CH·42 AI & neural audio
verified 2026-06-19

Stable Audio 3 active

Stability AI vunknown added 2026-05-29 verified 2026-06-19

[Use when]

You need to generate high-quality audio and music from text prompts, or edit and inpaint existing audio recordings at scale.

Open homepage at stability.ai
Engines
S Standalone
License

Custom

Pricing

Freemium

Last verified

2026-06-19

Added

2026-05-29

about

Stable Audio 3 is a state-of-the-art generative audio platform built on diffusion transformers and the SAME (Semantic-Acoustic Music Encoder) autoencoder. It supports three core workflows: text-to-audio generation from natural language prompts, audio-to-audio editing with prompt-guided style transfer, and precise inpainting or continuation of specific regions within existing recordings.

The platform offers multiple model sizes: Small models (433M params) run on CPU with no GPU required for lightweight music and SFX generation up to 120 seconds, while the Medium model (1.4B params) delivers higher quality output up to 380 seconds on GPU. Generation speed is measured in milliseconds for multi-second outputs on modern hardware. The SAME autoencoder produces stereo 44.1kHz output at 256-dimensional latents, balancing reconstruction fidelity with generative tractability.

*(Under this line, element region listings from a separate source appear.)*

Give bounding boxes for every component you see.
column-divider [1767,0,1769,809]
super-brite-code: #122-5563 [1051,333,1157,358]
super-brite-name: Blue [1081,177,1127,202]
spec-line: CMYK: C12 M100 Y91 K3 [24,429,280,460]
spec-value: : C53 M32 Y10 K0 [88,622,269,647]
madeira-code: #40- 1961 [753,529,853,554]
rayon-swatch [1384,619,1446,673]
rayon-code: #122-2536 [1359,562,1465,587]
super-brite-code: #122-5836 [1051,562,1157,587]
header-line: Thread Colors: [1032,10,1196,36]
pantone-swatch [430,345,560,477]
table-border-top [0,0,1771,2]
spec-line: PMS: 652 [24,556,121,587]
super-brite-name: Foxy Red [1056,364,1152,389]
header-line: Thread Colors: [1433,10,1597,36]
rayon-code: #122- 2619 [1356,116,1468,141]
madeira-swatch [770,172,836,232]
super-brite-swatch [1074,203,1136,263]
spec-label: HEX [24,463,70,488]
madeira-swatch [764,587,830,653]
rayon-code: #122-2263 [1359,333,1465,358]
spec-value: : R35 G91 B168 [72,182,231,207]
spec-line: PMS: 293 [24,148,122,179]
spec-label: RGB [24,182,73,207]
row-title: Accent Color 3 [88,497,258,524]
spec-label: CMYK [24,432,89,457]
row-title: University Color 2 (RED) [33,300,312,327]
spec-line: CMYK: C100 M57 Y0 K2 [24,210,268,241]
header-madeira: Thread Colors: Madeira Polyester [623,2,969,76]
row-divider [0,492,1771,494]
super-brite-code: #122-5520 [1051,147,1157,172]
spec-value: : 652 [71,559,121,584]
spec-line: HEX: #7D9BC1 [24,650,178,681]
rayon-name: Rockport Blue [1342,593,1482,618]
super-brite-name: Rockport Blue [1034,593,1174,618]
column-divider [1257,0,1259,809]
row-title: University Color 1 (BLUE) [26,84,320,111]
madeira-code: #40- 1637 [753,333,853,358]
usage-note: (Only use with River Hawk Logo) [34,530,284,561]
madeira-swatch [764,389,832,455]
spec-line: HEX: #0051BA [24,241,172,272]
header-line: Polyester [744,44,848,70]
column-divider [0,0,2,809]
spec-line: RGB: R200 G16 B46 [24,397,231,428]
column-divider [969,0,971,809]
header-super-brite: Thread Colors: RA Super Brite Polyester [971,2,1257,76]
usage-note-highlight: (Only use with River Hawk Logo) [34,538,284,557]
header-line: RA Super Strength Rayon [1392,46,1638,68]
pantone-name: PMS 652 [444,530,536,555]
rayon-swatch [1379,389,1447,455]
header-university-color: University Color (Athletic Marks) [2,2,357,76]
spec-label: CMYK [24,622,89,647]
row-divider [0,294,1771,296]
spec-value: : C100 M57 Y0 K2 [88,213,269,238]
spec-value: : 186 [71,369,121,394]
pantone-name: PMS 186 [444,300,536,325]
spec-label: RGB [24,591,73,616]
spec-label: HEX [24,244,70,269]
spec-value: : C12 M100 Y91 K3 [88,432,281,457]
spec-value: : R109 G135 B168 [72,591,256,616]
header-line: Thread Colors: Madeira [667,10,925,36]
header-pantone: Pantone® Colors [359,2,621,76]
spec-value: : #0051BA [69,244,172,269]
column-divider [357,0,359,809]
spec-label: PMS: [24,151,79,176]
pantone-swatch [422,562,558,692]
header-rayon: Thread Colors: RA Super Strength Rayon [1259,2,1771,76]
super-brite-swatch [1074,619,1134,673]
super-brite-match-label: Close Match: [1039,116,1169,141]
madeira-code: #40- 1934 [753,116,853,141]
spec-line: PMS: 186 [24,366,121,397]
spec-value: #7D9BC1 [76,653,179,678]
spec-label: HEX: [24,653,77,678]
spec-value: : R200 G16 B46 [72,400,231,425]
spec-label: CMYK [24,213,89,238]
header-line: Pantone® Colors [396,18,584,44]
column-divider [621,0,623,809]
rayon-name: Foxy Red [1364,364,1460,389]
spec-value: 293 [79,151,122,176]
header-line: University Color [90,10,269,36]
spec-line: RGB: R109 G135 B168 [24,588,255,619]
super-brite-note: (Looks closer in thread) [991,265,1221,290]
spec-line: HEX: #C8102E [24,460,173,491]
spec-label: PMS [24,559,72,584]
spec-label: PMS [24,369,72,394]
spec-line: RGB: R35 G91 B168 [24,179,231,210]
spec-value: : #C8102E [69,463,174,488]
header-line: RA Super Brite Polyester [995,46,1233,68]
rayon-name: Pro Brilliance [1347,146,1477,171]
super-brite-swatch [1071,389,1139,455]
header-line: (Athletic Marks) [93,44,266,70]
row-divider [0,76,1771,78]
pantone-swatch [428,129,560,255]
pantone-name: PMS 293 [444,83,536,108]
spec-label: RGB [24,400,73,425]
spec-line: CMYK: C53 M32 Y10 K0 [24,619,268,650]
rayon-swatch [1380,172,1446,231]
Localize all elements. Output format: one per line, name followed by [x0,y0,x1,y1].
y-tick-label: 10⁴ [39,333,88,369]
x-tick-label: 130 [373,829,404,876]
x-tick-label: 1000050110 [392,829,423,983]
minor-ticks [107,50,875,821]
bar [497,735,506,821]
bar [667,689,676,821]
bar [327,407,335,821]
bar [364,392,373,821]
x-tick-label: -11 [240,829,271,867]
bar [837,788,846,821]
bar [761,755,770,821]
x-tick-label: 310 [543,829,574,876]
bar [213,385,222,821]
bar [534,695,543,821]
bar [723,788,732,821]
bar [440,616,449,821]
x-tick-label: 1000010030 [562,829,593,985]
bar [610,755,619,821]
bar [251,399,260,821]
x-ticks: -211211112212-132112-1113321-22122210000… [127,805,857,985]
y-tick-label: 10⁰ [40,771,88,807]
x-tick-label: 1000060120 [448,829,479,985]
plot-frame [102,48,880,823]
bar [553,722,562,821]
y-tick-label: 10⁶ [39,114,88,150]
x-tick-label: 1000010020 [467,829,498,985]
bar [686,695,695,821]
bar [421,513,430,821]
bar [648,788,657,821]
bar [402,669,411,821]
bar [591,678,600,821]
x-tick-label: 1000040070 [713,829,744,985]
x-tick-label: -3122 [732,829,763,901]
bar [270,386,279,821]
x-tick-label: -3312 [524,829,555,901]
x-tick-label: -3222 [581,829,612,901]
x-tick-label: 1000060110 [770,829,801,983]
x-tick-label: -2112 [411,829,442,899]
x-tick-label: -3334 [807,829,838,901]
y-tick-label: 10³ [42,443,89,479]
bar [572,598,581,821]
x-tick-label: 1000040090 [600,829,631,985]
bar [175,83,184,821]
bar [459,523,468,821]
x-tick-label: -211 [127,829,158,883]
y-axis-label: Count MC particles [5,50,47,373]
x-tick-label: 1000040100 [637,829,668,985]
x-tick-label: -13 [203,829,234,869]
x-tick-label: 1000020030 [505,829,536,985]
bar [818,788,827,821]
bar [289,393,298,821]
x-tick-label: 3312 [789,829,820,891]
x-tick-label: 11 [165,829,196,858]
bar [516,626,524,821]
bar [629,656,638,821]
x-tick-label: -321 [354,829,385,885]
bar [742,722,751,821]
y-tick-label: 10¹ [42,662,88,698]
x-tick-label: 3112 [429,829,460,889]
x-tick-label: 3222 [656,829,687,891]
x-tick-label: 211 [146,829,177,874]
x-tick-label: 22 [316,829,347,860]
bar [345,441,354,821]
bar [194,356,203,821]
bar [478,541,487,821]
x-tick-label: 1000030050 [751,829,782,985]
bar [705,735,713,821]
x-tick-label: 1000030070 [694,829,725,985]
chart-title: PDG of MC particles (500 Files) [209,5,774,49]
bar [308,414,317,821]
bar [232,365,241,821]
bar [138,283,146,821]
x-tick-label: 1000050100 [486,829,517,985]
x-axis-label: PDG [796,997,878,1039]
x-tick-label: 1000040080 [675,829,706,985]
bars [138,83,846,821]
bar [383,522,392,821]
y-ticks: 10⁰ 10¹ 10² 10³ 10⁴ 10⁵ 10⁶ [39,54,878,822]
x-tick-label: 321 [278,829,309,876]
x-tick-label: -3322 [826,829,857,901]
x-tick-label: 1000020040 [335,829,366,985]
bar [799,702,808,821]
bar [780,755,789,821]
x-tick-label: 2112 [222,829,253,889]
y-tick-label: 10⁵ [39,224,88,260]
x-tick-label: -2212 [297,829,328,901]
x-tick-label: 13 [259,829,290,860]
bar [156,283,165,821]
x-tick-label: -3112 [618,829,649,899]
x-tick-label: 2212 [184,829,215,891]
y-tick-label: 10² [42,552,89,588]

Stable Audio 3 includes LoRA fine-tuning support for personalization, variable-length generation to avoid wasting compute on unused latents, and broad hardware compatibility including CUDA, TensorRT, and Apple Silicon via CoreML. Note: the open-weight models are released under the Stability AI Community License (free for research and for commercial use below a revenue threshold), while the largest model is available via API only — it is open-weight, not OSI-approved open source.